The EONull class defines a unique object used to represent null values in collection objects (which don't allow nil values). For example, NSDictionaries fetched by an EOAdaptorChannel contain an EONull instance for such values. EONull is automatically translated to nil in enterprise objects, however, so most applications should rarely need to account for this class. See the NSObject Additions class specification for details on where this translation is performed.

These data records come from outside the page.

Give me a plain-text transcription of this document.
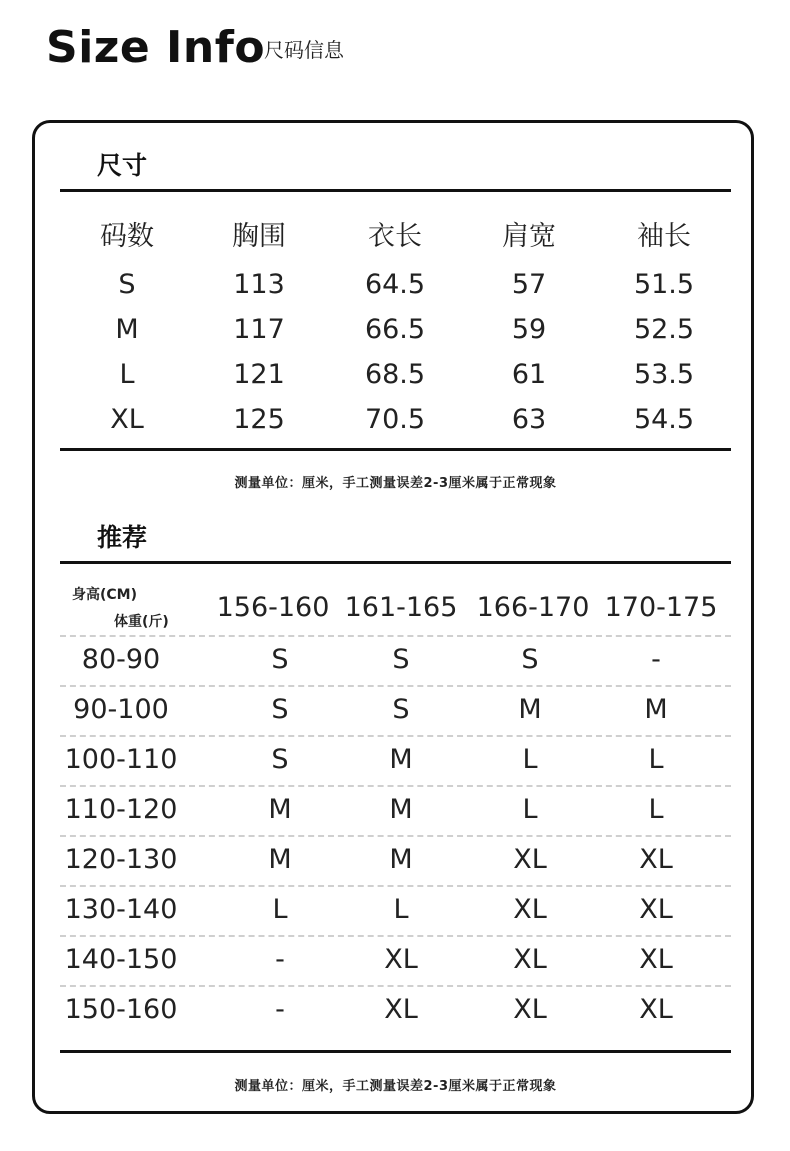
Size Info
尺码信息
尺寸
码数	胸围	衣长	肩宽	袖长
S	113	64.5	57	51.5
M	117	66.5	59	52.5
L	121	68.5	61	53.5
XL	125	70.5	63	54.5
测量单位：厘米，手工测量误差2-3厘米属于正常现象
推荐
身高(CM)
体重(斤)	156-160 161-165 166-170 170-175
80-90	S	S	S	-
90-100	S	S	M	M
100-110	S	M	L	L
110-120	M	M	L	L
120-130	M	M	XL	XL
130-140	L	L	XL	XL
140-150	-	XL	XL	XL
150-160	-	XL	XL	XL
测量单位：厘米，手工测量误差2-3厘米属于正常现象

EONull has exactly one instance, returned by the null class method. This object isn't reference-counted, can't be copied (copyWithZone: returns self ), and is never deallocated. You can thus safely cache this instance and use pointer comparison to test for the presence of a null value:

static id NULL_VALUE;

- (void)applicationDidFinishLaunching:(NSNotification *)aNotification
{
/* ... */
NULL_VALUE = [EONull null];
return;
}

if (value == NULL_VALUE) {
/* ... */
}


Adopted Protocols

NSCoding
- encodeWithCoder:
- initWithCoder:
EOSortOrderingComparison
- compareAscending:
- compareCaseInsensitiveAscending:
- compareCaseInsensitiveDescending:
- compareDescending:
NSCopying
- copyWithZone:


null

+ (EONull *)null

Returns the unique instance of EONull.